Answer: Hyphen. The first two lines yield high-fen. A hyphen is used by a writer to tie (or cramp) two words together.
Riddle: You are in a room that is completely bricked in on all four sides, including the ceiling and floor. You have nothing but a mirror and a wooden table in the room with you. How do you get out?
Answer: You look in the mirror you see what you saw, you take the saw and you cut the table in half, two halves make a whole, and you climb out the hole.
Riddle: If you're in a room with no windows, no doors, and everything made of cement. In the room is a mirror and a table. How do you get out?
Answer: Look in the mirror to see what you saw. Take the saw the table in half.  Use the two halves to make a whole.  Then, crawl through the hole to get out.
Riddle: What can be heard and caught but never seen?
Answer: A remark.
Riddle: A man told his son that he would give him $1000 if he could accomplish the following task. The father gave his son ten envelopes and a thousand dollars, all in one dollar bills. He told his son, "Place the money in the envelopes in such a manner that no matter what number of dollars I ask for, you can give me one or more of the envelopes, containing the exact amount I asked for without having to open any of the envelopes.
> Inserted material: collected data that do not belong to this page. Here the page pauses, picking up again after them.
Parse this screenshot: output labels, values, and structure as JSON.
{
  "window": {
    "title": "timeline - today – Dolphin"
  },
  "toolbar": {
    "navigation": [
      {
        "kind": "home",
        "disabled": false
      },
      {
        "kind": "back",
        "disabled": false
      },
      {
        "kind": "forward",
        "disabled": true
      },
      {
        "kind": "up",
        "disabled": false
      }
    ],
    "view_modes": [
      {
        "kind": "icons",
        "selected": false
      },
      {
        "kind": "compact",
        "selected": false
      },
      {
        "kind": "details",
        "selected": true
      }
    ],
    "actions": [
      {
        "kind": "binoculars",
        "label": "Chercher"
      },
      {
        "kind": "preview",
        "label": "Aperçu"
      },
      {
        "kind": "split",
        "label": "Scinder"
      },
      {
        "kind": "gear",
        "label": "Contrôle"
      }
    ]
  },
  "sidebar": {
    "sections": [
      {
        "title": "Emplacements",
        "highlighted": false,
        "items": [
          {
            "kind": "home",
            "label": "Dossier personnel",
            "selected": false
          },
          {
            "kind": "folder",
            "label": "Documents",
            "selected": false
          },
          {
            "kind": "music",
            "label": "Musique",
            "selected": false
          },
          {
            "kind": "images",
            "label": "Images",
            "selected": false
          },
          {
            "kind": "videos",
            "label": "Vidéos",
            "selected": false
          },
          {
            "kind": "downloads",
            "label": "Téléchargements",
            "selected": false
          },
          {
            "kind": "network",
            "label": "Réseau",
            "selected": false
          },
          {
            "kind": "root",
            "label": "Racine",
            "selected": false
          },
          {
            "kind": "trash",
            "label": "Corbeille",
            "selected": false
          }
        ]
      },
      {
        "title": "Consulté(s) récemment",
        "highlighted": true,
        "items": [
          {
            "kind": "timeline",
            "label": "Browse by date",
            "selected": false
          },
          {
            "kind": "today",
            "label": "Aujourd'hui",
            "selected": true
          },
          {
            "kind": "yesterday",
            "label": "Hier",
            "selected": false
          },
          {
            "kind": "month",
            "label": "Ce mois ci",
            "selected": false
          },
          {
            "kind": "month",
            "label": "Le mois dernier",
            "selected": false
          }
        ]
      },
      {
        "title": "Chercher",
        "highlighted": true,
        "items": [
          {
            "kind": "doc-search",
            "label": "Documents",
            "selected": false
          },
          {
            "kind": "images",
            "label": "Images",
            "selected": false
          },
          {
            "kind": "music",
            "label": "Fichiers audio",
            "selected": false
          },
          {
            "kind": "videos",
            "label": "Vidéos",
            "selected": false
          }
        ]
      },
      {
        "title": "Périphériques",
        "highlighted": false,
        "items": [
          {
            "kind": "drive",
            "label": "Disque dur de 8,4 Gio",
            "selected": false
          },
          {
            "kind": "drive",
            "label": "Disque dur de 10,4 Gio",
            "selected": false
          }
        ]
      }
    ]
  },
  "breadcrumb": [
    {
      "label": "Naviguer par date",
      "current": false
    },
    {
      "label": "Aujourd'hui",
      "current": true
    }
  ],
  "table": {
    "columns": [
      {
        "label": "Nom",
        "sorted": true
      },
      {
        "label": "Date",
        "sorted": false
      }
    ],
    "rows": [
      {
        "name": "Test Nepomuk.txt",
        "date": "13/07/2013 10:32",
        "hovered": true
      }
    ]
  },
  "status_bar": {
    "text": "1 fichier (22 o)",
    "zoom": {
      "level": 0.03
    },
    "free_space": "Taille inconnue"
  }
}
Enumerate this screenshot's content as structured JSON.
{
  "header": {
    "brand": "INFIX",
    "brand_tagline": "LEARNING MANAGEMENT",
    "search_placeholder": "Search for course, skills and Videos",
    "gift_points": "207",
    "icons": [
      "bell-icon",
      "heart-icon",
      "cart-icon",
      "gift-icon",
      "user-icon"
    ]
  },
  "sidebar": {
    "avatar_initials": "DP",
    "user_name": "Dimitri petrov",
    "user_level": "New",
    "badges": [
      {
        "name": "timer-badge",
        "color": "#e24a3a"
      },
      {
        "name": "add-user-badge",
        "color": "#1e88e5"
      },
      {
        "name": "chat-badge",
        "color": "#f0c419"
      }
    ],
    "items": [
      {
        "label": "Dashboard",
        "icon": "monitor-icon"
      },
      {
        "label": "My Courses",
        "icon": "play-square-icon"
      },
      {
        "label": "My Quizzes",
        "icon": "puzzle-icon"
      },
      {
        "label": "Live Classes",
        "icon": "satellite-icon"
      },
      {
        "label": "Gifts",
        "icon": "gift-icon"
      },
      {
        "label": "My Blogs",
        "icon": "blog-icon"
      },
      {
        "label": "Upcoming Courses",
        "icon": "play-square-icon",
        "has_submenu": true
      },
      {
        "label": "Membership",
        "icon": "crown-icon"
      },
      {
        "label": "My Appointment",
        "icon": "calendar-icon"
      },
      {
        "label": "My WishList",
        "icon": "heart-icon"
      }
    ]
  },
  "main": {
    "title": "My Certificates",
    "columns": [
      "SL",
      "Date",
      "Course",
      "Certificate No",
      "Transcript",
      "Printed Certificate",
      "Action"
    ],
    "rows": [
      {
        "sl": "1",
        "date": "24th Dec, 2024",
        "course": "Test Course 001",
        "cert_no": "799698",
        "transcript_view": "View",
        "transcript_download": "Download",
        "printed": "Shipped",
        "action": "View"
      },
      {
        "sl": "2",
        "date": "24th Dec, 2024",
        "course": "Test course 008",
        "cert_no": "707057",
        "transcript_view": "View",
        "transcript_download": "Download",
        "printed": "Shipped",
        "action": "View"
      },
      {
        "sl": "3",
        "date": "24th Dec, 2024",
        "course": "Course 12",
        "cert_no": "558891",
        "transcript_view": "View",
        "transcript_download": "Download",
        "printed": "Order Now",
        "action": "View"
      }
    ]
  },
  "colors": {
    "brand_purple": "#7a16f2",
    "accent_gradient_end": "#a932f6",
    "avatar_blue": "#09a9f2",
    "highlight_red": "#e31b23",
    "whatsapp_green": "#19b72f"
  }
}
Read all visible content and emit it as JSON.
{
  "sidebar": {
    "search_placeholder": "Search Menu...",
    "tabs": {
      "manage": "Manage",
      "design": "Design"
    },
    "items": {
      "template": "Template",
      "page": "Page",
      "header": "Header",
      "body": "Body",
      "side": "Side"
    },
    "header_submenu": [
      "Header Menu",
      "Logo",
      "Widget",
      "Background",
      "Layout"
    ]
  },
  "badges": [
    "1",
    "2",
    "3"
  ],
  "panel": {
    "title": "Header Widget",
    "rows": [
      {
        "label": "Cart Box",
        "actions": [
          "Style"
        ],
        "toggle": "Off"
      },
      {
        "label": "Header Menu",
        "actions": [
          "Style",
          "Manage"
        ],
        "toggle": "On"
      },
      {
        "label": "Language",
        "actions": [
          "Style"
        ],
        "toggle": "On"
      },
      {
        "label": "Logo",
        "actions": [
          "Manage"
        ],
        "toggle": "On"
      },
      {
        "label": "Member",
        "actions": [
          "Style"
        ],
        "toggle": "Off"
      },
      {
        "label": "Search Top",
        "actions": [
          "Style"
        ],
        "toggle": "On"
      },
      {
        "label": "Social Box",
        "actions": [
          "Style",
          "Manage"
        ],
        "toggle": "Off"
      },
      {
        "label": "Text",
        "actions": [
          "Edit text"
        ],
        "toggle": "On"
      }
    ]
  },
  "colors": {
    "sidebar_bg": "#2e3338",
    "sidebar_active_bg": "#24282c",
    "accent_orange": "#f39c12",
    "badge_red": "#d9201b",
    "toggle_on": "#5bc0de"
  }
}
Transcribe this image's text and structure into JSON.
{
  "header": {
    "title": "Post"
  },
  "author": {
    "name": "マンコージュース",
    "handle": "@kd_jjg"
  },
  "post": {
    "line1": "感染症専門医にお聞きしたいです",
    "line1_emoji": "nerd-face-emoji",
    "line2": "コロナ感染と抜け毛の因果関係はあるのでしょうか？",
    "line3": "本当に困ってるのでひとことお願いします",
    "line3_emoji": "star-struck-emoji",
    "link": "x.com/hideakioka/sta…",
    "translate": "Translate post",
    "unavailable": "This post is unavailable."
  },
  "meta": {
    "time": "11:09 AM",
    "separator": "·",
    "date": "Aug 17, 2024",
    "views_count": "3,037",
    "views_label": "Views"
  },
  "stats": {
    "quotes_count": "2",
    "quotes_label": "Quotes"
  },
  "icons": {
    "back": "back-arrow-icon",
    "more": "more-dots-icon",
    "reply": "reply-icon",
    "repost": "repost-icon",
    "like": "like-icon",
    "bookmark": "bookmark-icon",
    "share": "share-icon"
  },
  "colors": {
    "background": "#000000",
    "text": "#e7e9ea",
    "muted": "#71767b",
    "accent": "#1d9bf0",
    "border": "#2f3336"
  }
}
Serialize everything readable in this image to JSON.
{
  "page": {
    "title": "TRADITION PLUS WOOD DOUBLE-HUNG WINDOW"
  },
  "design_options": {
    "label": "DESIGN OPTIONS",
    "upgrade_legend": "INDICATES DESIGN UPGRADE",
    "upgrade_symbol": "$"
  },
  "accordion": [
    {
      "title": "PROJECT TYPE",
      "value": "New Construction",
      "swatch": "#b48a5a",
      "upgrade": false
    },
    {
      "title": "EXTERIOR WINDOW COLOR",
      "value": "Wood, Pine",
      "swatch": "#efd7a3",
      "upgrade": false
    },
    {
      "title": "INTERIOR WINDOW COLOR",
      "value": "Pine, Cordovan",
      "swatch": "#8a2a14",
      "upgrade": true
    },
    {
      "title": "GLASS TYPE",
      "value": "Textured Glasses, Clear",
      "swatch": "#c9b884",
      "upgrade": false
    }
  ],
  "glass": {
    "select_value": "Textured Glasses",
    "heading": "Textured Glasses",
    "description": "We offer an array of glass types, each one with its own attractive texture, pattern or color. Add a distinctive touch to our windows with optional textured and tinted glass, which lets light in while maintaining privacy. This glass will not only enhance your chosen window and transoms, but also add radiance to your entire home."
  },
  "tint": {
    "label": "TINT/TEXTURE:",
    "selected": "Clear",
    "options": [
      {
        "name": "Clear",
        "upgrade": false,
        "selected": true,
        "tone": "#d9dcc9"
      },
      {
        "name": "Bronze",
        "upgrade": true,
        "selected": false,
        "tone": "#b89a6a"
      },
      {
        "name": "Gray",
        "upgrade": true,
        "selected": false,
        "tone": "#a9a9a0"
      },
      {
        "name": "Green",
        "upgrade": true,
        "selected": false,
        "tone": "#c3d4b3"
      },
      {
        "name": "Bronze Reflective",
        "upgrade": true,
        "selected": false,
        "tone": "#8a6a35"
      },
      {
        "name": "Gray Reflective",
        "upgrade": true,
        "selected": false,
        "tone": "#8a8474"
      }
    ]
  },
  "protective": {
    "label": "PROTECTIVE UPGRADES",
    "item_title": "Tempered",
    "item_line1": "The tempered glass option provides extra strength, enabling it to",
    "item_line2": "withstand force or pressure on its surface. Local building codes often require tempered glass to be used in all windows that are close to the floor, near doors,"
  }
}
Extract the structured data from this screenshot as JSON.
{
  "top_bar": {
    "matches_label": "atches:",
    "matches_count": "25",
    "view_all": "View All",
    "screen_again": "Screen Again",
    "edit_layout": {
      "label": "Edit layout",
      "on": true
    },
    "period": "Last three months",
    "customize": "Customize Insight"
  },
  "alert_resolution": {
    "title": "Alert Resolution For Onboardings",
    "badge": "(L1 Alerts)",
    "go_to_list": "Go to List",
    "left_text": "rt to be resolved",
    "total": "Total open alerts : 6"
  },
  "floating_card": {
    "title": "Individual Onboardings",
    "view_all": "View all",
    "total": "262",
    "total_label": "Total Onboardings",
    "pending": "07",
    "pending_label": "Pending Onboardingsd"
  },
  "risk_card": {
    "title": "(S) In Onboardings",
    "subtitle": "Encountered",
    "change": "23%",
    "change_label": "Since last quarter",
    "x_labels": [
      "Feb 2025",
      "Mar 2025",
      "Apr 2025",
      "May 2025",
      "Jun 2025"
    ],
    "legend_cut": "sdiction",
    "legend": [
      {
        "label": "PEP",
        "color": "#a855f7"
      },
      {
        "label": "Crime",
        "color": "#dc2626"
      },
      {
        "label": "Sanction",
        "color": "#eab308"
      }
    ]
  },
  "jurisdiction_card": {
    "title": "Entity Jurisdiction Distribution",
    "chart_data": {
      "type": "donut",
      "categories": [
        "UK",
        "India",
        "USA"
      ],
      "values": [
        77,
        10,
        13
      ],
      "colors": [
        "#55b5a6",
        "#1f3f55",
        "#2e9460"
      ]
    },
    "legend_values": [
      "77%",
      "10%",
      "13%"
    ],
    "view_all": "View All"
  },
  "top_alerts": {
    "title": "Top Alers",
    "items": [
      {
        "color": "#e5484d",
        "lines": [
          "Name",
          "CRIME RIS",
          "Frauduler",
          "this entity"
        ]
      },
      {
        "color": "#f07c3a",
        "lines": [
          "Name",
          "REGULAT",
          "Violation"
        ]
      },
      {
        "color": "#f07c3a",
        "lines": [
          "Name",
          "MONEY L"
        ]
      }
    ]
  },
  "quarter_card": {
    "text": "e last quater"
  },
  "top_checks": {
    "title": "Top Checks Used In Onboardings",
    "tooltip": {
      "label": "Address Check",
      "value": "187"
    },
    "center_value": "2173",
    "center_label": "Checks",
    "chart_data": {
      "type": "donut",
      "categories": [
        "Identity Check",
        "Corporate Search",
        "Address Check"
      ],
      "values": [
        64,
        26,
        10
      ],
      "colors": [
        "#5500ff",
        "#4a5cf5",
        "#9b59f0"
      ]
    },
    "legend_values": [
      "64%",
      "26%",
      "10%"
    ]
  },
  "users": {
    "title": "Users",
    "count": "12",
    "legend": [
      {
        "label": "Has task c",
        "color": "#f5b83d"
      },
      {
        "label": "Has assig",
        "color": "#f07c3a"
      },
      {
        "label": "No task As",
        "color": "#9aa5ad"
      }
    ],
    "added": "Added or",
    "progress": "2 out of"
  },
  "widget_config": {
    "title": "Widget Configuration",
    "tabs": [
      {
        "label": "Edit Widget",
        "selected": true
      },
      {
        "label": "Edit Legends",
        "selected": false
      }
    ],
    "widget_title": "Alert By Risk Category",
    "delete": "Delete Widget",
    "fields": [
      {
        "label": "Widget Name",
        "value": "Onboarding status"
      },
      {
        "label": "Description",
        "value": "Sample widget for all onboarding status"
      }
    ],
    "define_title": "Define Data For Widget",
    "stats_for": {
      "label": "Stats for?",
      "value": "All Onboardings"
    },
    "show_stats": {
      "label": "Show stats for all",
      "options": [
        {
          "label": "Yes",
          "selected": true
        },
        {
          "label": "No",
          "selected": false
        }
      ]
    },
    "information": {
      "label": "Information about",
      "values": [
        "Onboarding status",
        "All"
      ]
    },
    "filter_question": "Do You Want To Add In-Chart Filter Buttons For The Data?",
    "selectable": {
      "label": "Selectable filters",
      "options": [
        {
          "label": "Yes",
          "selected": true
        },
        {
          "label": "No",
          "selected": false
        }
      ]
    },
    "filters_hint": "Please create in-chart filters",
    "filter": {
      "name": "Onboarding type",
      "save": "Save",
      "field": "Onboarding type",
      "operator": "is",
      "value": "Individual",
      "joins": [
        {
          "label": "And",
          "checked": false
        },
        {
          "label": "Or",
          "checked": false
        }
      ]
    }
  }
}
If you can do this, you will keep the $1000." When the father asked for a sum of money, the son was able to give him envelopes containing the exact amount of money asked for. How did the son distribute the money among the ten envelopes?
Answer: The contents or the ten envelopes (in dollar bills) should be as follows: $1, 2, 4, 8, 16, 32, 64, 128, 256, 489. The first nine numbers are in geometrical progression, and their sum, deducted from 1,000, gives the contents of the tenth envelope.